Data Mapping

Since we want to have a consistent abstraction of different formats and datasets, it is important that all data and information is mapped correctly into the python classes.

Issuer

The issuer holds information about the source of the audio content. Depending on the audio content different attributes are important. Therefore different types of issuers can be used.

Speech
For audio content that mainly contains spoken content the audiomate.issuers.Speaker has to be used. This is most common for datasets regarding speech recognition/synthesis etc.
Music
For audio content that contains music, the audiomate.issuers.Artist has to be used.

Labels

In the corpus data structures an utterance can have multiple label-lists. In order to access a label-list a key is used.

utterance = ...
label_list = utterance.label_lists['word-transcription']

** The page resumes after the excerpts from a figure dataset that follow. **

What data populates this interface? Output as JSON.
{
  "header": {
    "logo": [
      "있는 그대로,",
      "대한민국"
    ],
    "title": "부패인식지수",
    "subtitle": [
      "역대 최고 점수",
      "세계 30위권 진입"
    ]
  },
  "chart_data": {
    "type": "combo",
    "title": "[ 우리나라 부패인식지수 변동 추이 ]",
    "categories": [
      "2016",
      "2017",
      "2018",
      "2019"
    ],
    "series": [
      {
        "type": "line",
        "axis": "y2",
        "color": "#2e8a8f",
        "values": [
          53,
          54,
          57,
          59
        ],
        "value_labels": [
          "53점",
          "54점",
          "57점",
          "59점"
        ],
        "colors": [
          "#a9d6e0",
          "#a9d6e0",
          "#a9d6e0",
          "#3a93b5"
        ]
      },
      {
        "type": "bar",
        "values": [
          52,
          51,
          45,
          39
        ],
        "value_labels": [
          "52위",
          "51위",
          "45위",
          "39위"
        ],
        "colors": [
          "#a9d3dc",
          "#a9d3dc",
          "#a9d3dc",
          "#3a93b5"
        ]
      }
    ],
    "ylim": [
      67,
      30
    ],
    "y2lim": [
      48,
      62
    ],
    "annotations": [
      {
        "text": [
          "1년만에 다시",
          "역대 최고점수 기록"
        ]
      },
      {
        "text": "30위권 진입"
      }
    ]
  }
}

The used key should be consistent for all datasets. Therefore the identifiers/keys should be selected from below if possible. For these predefined keys, constants are defined in audiomate.corpus.

general

domain

A high-level category for a given audio excerpt. Should be one of the following values:

  • speech
  • music
  • noise

speech

word-transcript
Non-aligned transcription of speech.
word-transcript-raw
Non-aligned transcription of speech. Used for unprocessed transcriptions (e.g. containing punctuation, …).
word-transcript-aligned
Aligned transcription of speech. The begin and end of the words is defined. Every word is a single label in the label-list.
phone-transcript
Non-aligned transcription of phones.
phone-transcript-aligned
Aligned transcription of phones. Begin and end of phones is defined.

music

genre
The genre of the music.

noise

sound-class
Labels defining any sound-event, acoustic-scene, environmental noise, … e.g. siren, dog_bark, train, car, snoring …

This list isn’t complete. Please open an issue for any additional domains/classes that maybe needed.